Gilles Villeneuve

Crédit : Le Journal de Montreal

F1

Le banquet des retrouvailles

Louis Butcher

Publié | Mis à jour

Il y a un an, Alain Bellehumeur lançait un véritable cri du cœur pour sauver le musée Gilles-Villeneuve qu’il dirige depuis sa fondation en 1988.

La pandémie n’a pas épargné cet établissement érigé à Berthierville, ville où le célèbre pilote automobile a vécu son enfance. Si bien que son avenir, faute de ressources financières, a été remis en question à plus d’une reprise.

Aujourd’hui, le musée vit d’espoir, en espérant que le retour éventuel à la normalité va permettre de renflouer ses coffres et surtout de relancer un projet d’agrandissement freiné par la crise sanitaire.

Ce contexte défavorable a forcé non seulement la fermeture temporaire du musée pendant un peu plus de 150 jours, mais aussi l’annulation des deux événements qui représentent ses principales sources de revenus.

Des touristes convoités

«C’est un manque à gagner d’environ 100 000 $», a fait savoir Alain Bellehumeur, en entrevue avec Le Journal, à l’occasion du Banquet du musée Gilles-Villeneuve tenu jeudi soir à l’hôtel InterContinental à Montréal, après un an d’absence.

«Sans banquet et sans Grand Prix du Canada de Formule 1 [rayé du calendrier de la F1 pendant deux ans], la situation s’est aggravée, souligne-t-il.

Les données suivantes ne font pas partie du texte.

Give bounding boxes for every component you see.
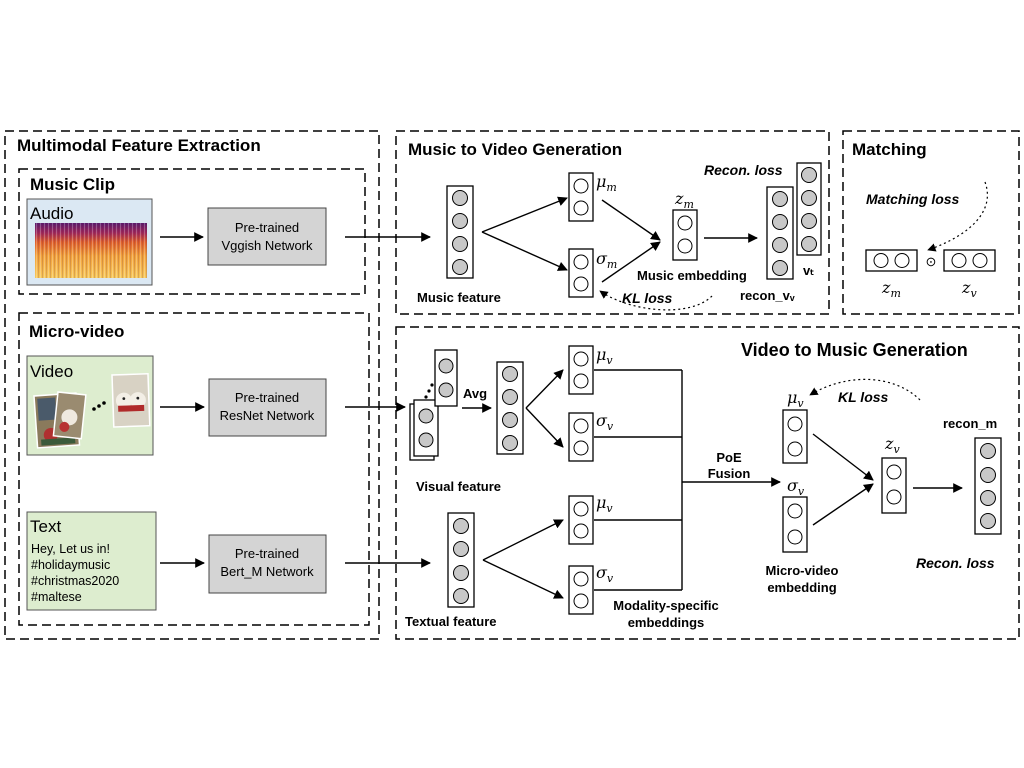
recon-m-label: recon_m	[943, 416, 997, 431]
kl-loss-bottom-label: KL loss	[838, 389, 889, 405]
matching-loss-arrow	[927, 181, 988, 252]
music-feature-vector	[446, 185, 474, 279]
video-label: Video	[30, 362, 73, 381]
resnet-network-box	[208, 378, 327, 437]
micro-video-embedding-line-1: Micro-video	[766, 563, 839, 578]
z-m-match-vector	[865, 249, 918, 272]
micro-video-frame	[18, 312, 370, 626]
music-clip-frame	[18, 168, 366, 295]
sigma-m-symbol: σm	[596, 249, 617, 271]
textual-feature-label: Textual feature	[405, 614, 497, 629]
recon-m-vector	[974, 437, 1002, 535]
matching-title: Matching	[852, 140, 927, 159]
mu-m-vector	[568, 172, 594, 222]
music-embedding-label: Music embedding	[637, 268, 747, 283]
vggish-network-box	[207, 207, 327, 266]
text-line-2: #holidaymusic	[31, 558, 110, 572]
ellipsis-icon	[92, 401, 106, 411]
z-v-symbol: zv	[884, 434, 900, 456]
text-line-1: Hey, Let us in!	[31, 542, 110, 556]
mu-vt-symbol: μv	[596, 493, 613, 515]
audio-label: Audio	[30, 204, 73, 223]
bert-line-1: Pre-trained	[235, 546, 299, 561]
odot-symbol: ⊙	[926, 254, 937, 269]
modality-specific-line-1: Modality-specific	[613, 598, 718, 613]
fusion-label: Fusion	[708, 466, 751, 481]
sigma-vt-vector	[568, 565, 594, 615]
vggish-line-2: Vggish Network	[221, 238, 313, 253]
video-to-music-title: Video to Music Generation	[741, 340, 968, 360]
matching-loss-label: Matching loss	[866, 191, 960, 207]
text-input-box	[26, 511, 157, 611]
avg-label: Avg	[463, 386, 487, 401]
spectrogram-image	[35, 223, 147, 278]
z-v-match-symbol: zv	[961, 278, 977, 300]
v-t-label: vₜ	[803, 263, 814, 278]
mu-vt-vector	[568, 495, 594, 545]
z-m-symbol: zm	[674, 189, 694, 211]
sigma-vv-symbol: σv	[596, 411, 614, 433]
sigma-v-vector	[782, 496, 808, 553]
text-line-3: #christmas2020	[31, 574, 119, 588]
modality-specific-line-2: embeddings	[628, 615, 705, 630]
z-m-match-symbol: zm	[881, 278, 901, 300]
music-feature-label: Music feature	[417, 290, 501, 305]
z-v-vector	[881, 457, 907, 514]
video-to-music-frame	[395, 326, 1020, 640]
kl-loss-bottom-arrow	[809, 378, 921, 401]
visual-feature-label: Visual feature	[416, 479, 501, 494]
recon-loss-bottom-label: Recon. loss	[916, 555, 995, 571]
v-t-vector	[796, 162, 822, 256]
recon-v-label: recon_vᵥ	[740, 288, 795, 303]
music-to-video-title: Music to Video Generation	[408, 140, 622, 159]
text-line-4: #maltese	[31, 590, 82, 604]
feature-extraction-frame	[4, 130, 380, 640]
video-frames-image	[33, 372, 151, 449]
recon-loss-top-label: Recon. loss	[704, 162, 783, 178]
sigma-m-vector	[568, 248, 594, 298]
matching-frame	[842, 130, 1020, 315]
micro-video-title: Micro-video	[29, 322, 124, 341]
z-v-match-vector	[943, 249, 996, 272]
sigma-vt-symbol: σv	[596, 563, 614, 585]
music-to-video-frame	[395, 130, 830, 315]
vggish-line-1: Pre-trained	[235, 220, 299, 235]
mu-vv-vector	[568, 345, 594, 395]
kl-loss-top-label: KL loss	[622, 290, 673, 306]
text-label: Text	[30, 517, 61, 536]
bert-line-2: Bert_M Network	[220, 564, 314, 579]
kl-loss-top-arrow	[599, 290, 713, 311]
poe-fusion-connector	[594, 369, 683, 591]
feature-extraction-title: Multimodal Feature Extraction	[17, 136, 261, 155]
visual-feature-stack	[409, 349, 458, 461]
sigma-vv-vector	[568, 412, 594, 462]
sigma-v-symbol: σv	[787, 476, 805, 498]
mu-vv-symbol: μv	[596, 345, 613, 367]
mu-v-symbol: μv	[787, 388, 804, 410]
visual-avg-vector	[496, 361, 524, 455]
resnet-line-2: ResNet Network	[220, 408, 315, 423]
bert-network-box	[208, 534, 327, 594]
mu-v-vector	[782, 409, 808, 464]
mu-m-symbol: μm	[596, 172, 617, 194]
textual-feature-vector	[447, 512, 475, 608]
z-m-vector	[672, 209, 698, 261]
micro-video-embedding-line-2: embedding	[767, 580, 836, 595]
music-clip-title: Music Clip	[30, 175, 115, 194]
resnet-line-1: Pre-trained	[235, 390, 299, 405]
poe-label: PoE	[716, 450, 742, 465]
recon-v-vector	[766, 186, 794, 280]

Habituellement, le musée ne réalise ni profits ni pertes. On réussit à arriver kif-kif.»

«Si bien qu’on a utilisé la marge de manœuvre qui était destinée à notre projet d’agrandissement, a-t-il renchéri. Comme beaucoup d’entreprises, il a fallu emprunter de l’argent qu’on devra un jour rembourser.»

La semaine du Grand Prix est celle qui attire le plus de touristes internationaux à Berthierville. Ils achètent beaucoup de souvenirs à la boutique. Mais ces visiteurs convoités ne sont pas venus depuis plus de 16 mois.

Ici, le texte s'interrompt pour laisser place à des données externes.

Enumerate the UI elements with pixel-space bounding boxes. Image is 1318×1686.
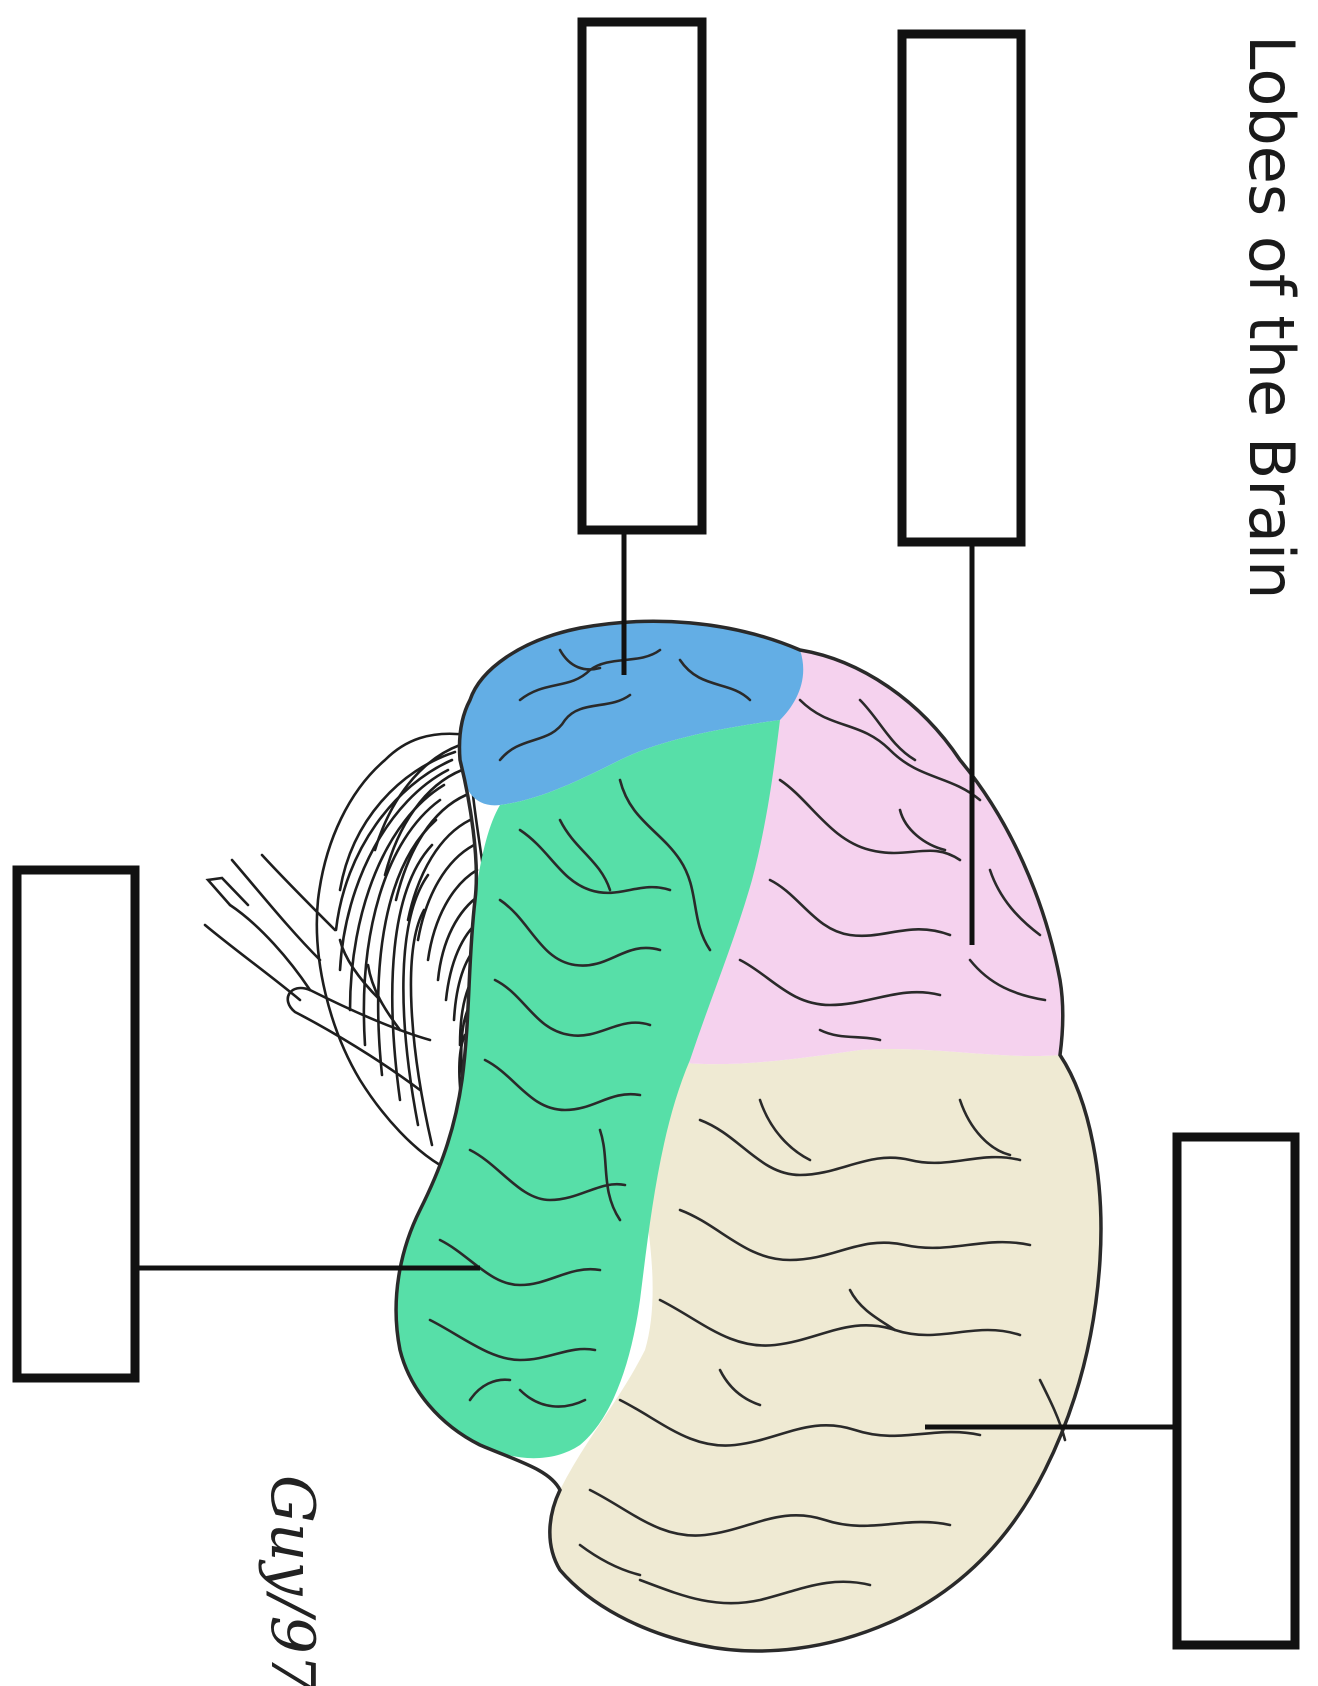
parietal-label-box[interactable] (902, 34, 1021, 542)
frontal-label-box[interactable] (1177, 1137, 1295, 1645)
cerebellum-illustration (205, 734, 486, 1165)
diagram-title: Lobes of the Brain (1235, 35, 1308, 599)
occipital-label-box[interactable] (582, 22, 702, 530)
temporal-label-box[interactable] (17, 870, 135, 1378)
cerebrum (396, 621, 1101, 1651)
artist-signature: Guy/97 (257, 1475, 327, 1686)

«Néanmoins, on est fiers d’avoir tenu le coup malgré tout, raconte M. Bellehumeur. On a appris récemment la fermeture du musée Grévin, a-t-il rappelé. Notre établissement n’a pas cette ampleur, mais au moins, on a survécu grâce à notre acharnement et à la contribution de nos bénévoles.»

«On a réussi à organiser notre banquet et on se croise les doigts pour que le Grand Prix du Canada ait lieu en juin prochain.»

Les amateurs de courses avaient hâte de se revoir et de partager leur passion.

«Ils étaient plus nombreux à notre banquet cette année qu’en 2019», a constaté M. Bellehumeur.

«Ce sont de belles retrouvailles», a-t-il ajouté.

C’est aussi une bonne nouvelle que la ministre du Tourisme du Québec, Caroline Proulx, ait accepté de participer au banquet.

«Je suis honoré par sa présence, a dit le directeur général du musée. Nous sommes l’attraction la plus internationale de sa circonscription [Berthier]. On a fait nos preuves et on a juste besoin d’un coup de pouce.»

Piste de karting

Dans son projet d’agrandissement, le musée Gilles-Villeneuve souhaite aménager une piste de karting électrique.

«C’est un investissement important, mais on parle ici de valeur ajoutée, de prétendre Alain Bellehumeur. On veut que les gens viennent au musée plusieurs fois par année. Pas une fois à tous les 10 ans. On veut également organiser quelques expositions thématiques et ajouter des objets qui, faute de place, sont actuellement entreposés.»

L’année 2022 marquera le 40e anniversaire du décès tragique du pilote Gilles Villeneuve au circuit de Zolder, le 8 mai 1982. On imagine qu’autant le Grand Prix du Canada, qu’il avait remporté en 1978, que le musée qui porte son nom vont organiser une série d’activités pour nous rappeler les prouesses de ce grand ambassadeur fauché en pleine gloire.